Explain how population and money earning interest can both be represented by the formula A = 1000(1.08)^t.
I have no idea how to solve this problem or how to start!
Thank you! :-)
Sure! The formula A = 1000(1.08)^t represents both population growth and earning interest. Let's break it down step by step.
In the formula, A represents the final amount, t represents the time in years, and 1.08 represents the growth or interest rate. The initial amount is 1000.
For population growth:
Imagine you have a population of 1000 and each year it grows by 8%. To calculate the population after a certain number of years, you multiply the initial population (1000) by 1.08 raised to the power of t (the number of years).

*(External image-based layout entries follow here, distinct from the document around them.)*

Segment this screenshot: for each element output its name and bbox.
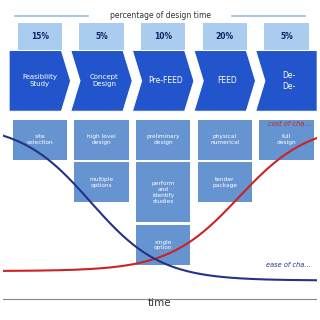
FancyBboxPatch shape xyxy=(136,225,190,265)
Text: full
design: full design xyxy=(276,134,296,145)
Text: 15%: 15% xyxy=(31,32,49,41)
Text: 5%: 5% xyxy=(95,32,108,41)
Polygon shape xyxy=(71,51,132,111)
Polygon shape xyxy=(132,51,194,111)
Text: time: time xyxy=(148,298,172,308)
Text: perform
and
identify
studies: perform and identify studies xyxy=(151,181,175,204)
Text: 10%: 10% xyxy=(154,32,172,41)
FancyBboxPatch shape xyxy=(13,120,67,160)
Text: single
option: single option xyxy=(154,239,172,250)
Text: Concept
Design: Concept Design xyxy=(90,74,119,87)
FancyBboxPatch shape xyxy=(141,23,185,51)
Text: Feasibility
Study: Feasibility Study xyxy=(22,74,57,87)
FancyBboxPatch shape xyxy=(74,120,129,160)
FancyBboxPatch shape xyxy=(18,23,62,51)
Text: 20%: 20% xyxy=(216,32,234,41)
FancyBboxPatch shape xyxy=(198,162,252,202)
Text: Pre-FEED: Pre-FEED xyxy=(148,76,183,85)
FancyBboxPatch shape xyxy=(198,120,252,160)
Polygon shape xyxy=(9,51,71,111)
Text: percentage of design time: percentage of design time xyxy=(109,12,211,20)
Text: De-
De-: De- De- xyxy=(283,71,296,91)
Text: site
selection: site selection xyxy=(27,134,53,145)
FancyBboxPatch shape xyxy=(74,162,129,202)
FancyBboxPatch shape xyxy=(203,23,247,51)
Text: preliminary
design: preliminary design xyxy=(146,134,180,145)
Text: tender
package: tender package xyxy=(212,177,237,188)
Text: FEED: FEED xyxy=(218,76,237,85)
Text: high level
design: high level design xyxy=(87,134,116,145)
Text: 5%: 5% xyxy=(280,32,293,41)
Text: cost of cha…: cost of cha… xyxy=(268,121,311,127)
FancyBboxPatch shape xyxy=(79,23,124,51)
FancyBboxPatch shape xyxy=(136,162,190,222)
Text: ease of cha…: ease of cha… xyxy=(266,262,311,268)
FancyBboxPatch shape xyxy=(259,120,314,160)
FancyBboxPatch shape xyxy=(264,23,308,51)
Text: physical
numerical: physical numerical xyxy=(210,134,239,145)
Text: multiple
options: multiple options xyxy=(90,177,114,188)
FancyBboxPatch shape xyxy=(136,120,190,160)
Polygon shape xyxy=(194,51,256,111)
Polygon shape xyxy=(256,51,317,111)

For example, if you want to find the population after 5 years, you would calculate A = 1000(1.08)^5.
For earning interest:
Imagine you have $1000 in a bank account that pays an annual interest rate of 8%. To calculate the amount of money in the account after a certain number of years, you multiply the initial amount ($1000) by 1.08 raised to the power of t (the number of years).
For example, if you want to find the amount of money in the account after 5 years, you would calculate A = 1000(1.08)^5.
So, in both cases, the formula A = 1000(1.08)^t can be used to represent the growth of a population or the increase in money due to earning interest over time.
To solve this problem, you simply substitute the value of t with the number of years you want to calculate (e.g., 5 years) and then perform the calculations according to the given formula.